Rising 1,000 feet above the flat terrain of the north-central province, Mihintale has a special significance for Sri Lankans. In 247 BC, it was on the summit of this mountain that the ruling king, Devanampiya Tissa, is believed to have been converted to Buddhism by Mahinda, the son of the Mauryan emperor Ashoka. Ever since, Mihintale has been revered as the birthplace of Buddhism in the country.

Mihintale makes for a pleasant and gentle climb – broad stone steps flanked by trees lead to terraces on multiple levels that contain remains of an ancient hospital, an alms hall or refectory, a dagaba or monastery, and the main shrine. On full-moon night in June, called Poson Poya, millions of pilgrims visit the shrine for a colourful festival to commemorate the day that Buddhism was brought to Sri Lanka.

Mihintale is 12km east of Anuradhapura (approximately half an hour), and about four hours from Colombo by car. There isn’t much choice in terms of accommodation in the town itself, so it would be advisable to stay in Anuradhapura.

The best time of year to visit is between June and September.

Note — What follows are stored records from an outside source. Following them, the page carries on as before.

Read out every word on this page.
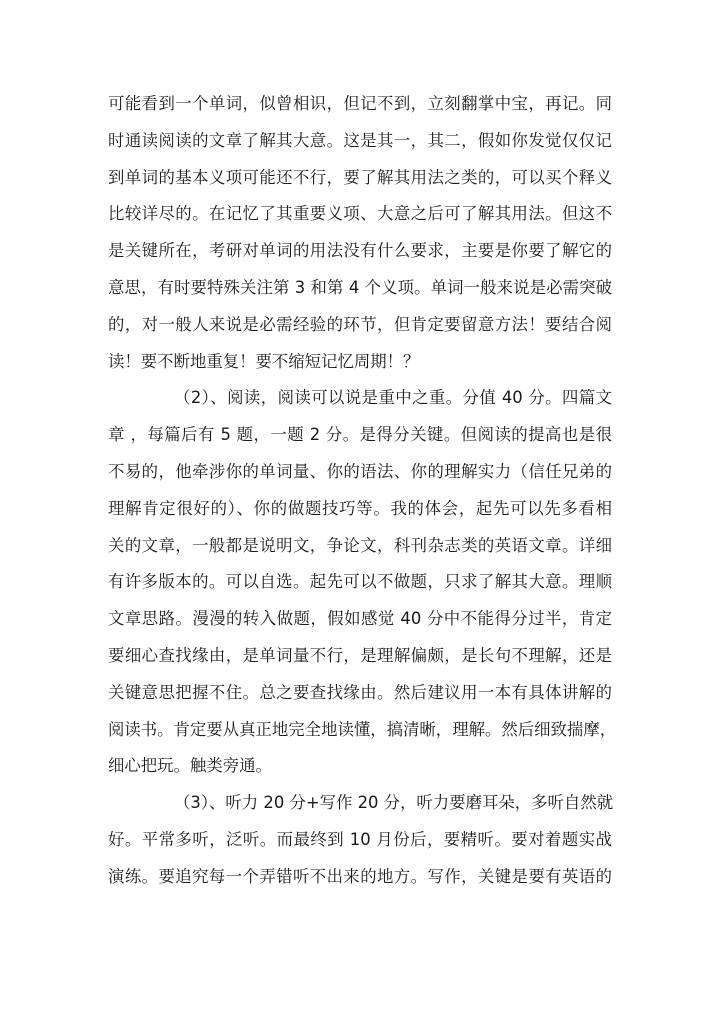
可能看到一个单词，似曾相识，但记不到，立刻翻掌中宝，再记。同
时通读阅读的文章了解其大意。这是其一，其二，假如你发觉仅仅记
到单词的基本义项可能还不行，要了解其用法之类的，可以买个释义
比较详尽的。在记忆了其重要义项、大意之后可了解其用法。但这不
是关键所在，考研对单词的用法没有什么要求，主要是你要了解它的
意思，有时要特殊关注第 3 和第 4 个义项。单词一般来说是必需突破
的，对一般人来说是必需经验的环节，但肯定要留意方法！要结合阅
读！要不断地重复！要不缩短记忆周期！？
（2）、阅读，阅读可以说是重中之重。分值 40 分。四篇文
章 ，每篇后有 5 题，一题 2 分。是得分关键。但阅读的提高也是很
不易的，他牵涉你的单词量、你的语法、你的理解实力（信任兄弟的
理解肯定很好的）、你的做题技巧等。我的体会，起先可以先多看相
关的文章，一般都是说明文，争论文，科刊杂志类的英语文章。详细
有许多版本的。可以自选。起先可以不做题，只求了解其大意。理顺
文章思路。漫漫的转入做题，假如感觉 40 分中不能得分过半，肯定
要细心查找缘由，是单词量不行，是理解偏颇，是长句不理解，还是
关键意思把握不住。总之要查找缘由。然后建议用一本有具体讲解的
阅读书。肯定要从真正地完全地读懂，搞清晰，理解。然后细致揣摩，
细心把玩。触类旁通。
（3）、听力 20 分+写作 20 分，听力要磨耳朵，多听自然就
好。平常多听，泛听。而最终到 10 月份后，要精听。要对着题实战
演练。要追究每一个弄错听不出来的地方。写作，关键是要有英语的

Explore Galle Fort on foot

The quaint charm of the 430-year-old Galle Fort – a UNESCO World Heritage Site and one of Sri Lanka’s most-visited destinations – is best experienced on foot. The cobblestone streets and narrow alleys of the fort, first built by the Portuguese and later fortified by Dutch colonisers, are particularly good for unhurried walks.

The Fort packs a number of architectural and historical landmarks into a compact space. Some of these include the 17th century Dutch Reformed Church, the Maritime Museum, the courthouse where typewriters are still used, and the Meeran Mosque, a striking structure that is a testament to the Fort’s multi-ethnic social fabric.

Allow yourself at least three hours for a thorough exploration. A good guidebook and map will help you plan your walk, although it is impossible to get lost inside. We recommend staying at least two nights to fully soak in the laid-back vibe of the Fort.

Given its location on the southwestern coast, the best time of year to visit is between December and April.